No. 674 – You Really Got Me

Performer: The Kinks
Songwriter: Ray Davies
Original Release: Single
Year: 1964
Definitive Version: Come Dancing with The Kinks, 1986

As I’ve mentioned, sometimes life has a way of messing up the best-laid plans and schemes. One time was in September 1987.

For my magazine publishing class at Northwestern, I planned to drive from Evanston to Frankenmuth, Mich., to do a story on Bronner’s. If Bronner’s isn’t the world’s largest Christmas store, it certainly used to be, and I couldn’t imagine one that was larger. It seemed like the perfect subject for a magazine that was based on weekend driving travel around Chicago.

My plan was to drive over on Saturday to walk around and do some interviews, spend the night in the area and come back Sunday. Then I got a call that messed everything up. Jessica was planning a party Saturday night, and, well, I couldn’t miss that.

A little back story: About a month before, Jessica, who also worked at the YMCA, had taken me to see The Pat Metheny Group at Ravinia and straight out told me that she wanted us to get together, but she had just broken up with her boyfriend of 2 years and wasn’t quite ready. She’d let me know when she was.

So you can see why I needed to change my plans. OK, I figured. I still can get up early in the morning and drive over and back on Sunday. It’s not that far of a drive, right? Maybe three or four hours, I figured.

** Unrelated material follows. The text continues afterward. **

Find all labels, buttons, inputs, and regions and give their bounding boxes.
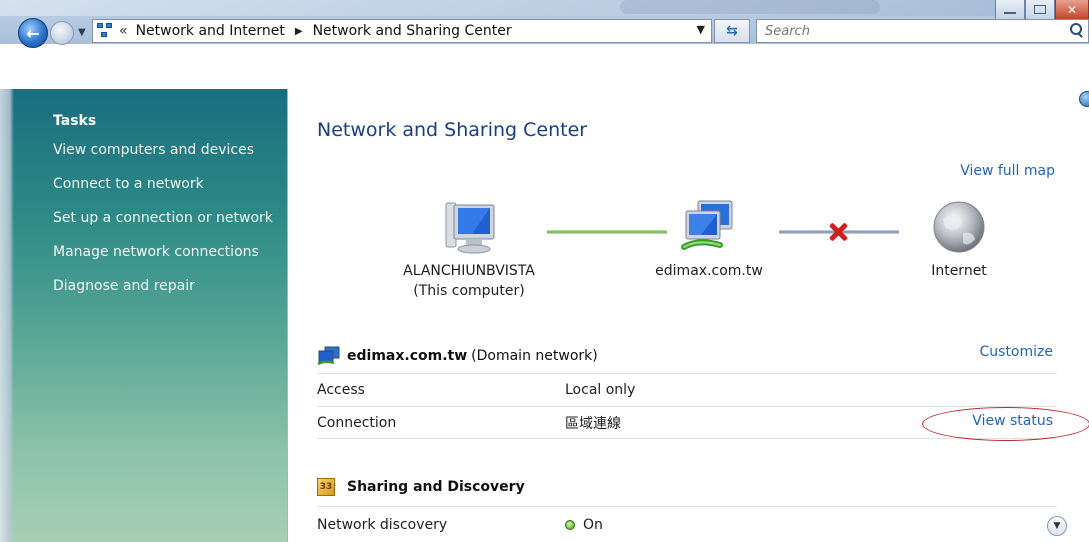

Well, to make a long prelude to a story short, the party went great. Later in the night, someone heard that one of my favorite blues bands was playing not far from Jessica’s place. I was ready to go with everyone else, but Jessica literally pulled me back and said, no, you need to stay and help me clean. What she actually was saying was, you need to stay and help me clean and then we can make out while everyone’s gone.

As you can imagine, I was OK with that. While we were on the couch, Jessica told me she wanted me to spend the night. As you can imagine, I was more than OK with that. But, she noted, it’s my time of the month, so we can’t do anything. As you can imagine, I wasn’t OK with that at all, but at least that’s a temporary condition, and the long-range forecast looked good.

I told her of my travel plans and invited her to come along. She said yes, and we got up the next morning at the crack of dawn to head out. OK, it really was mid-morning by the time we left for Frankenmuth. I had just bought Come Dancing, which was The Kinks’ latest greatest hits tape, and we had that on the car stereo as we drove off on our little adventure.

Of course, in thinking that the drive to Frankenmuth was about a three- or four-hour drive, I had underestimated the drive by about, oh, half. Before long, it was late afternoon, and I realized that we’d have no time to get to Frankenmuth to talk to anyone and turn around and drive back in one day. My big plans had been blown up by circumstance—not that I was that upset about the reason.

But we were close enough to Lansing that Jessica said, well, my sister goes to Michigan State. If we’re this close, can we drive up and hang out with her? At this point, my agenda was shot, so why not?

So on the day I should have been coming back from Frankenmuth, I ended up spending the day at a bar in East Lansing with Jessica’s sister and her boyfriend watching the Tigers win the 1987 East Division race on the last day of the season by beating Toronto in what was a major comeback/collapse. I was rooting for the Jays all the way, but everyone in the bar was going crazy for the Tigers, so that was kind of cool.

When it was over, Jessica and I headed home. I decided I’d just do the interviews I needed over the phone. Really, driving all the way to Frankenmuth was a hair-brained scheme anyway. It could have worked out, but that it didn’t for the reasons that it did was a-OK with me. Jessica and I made plans to see each other the next weekend. I could hardly wait.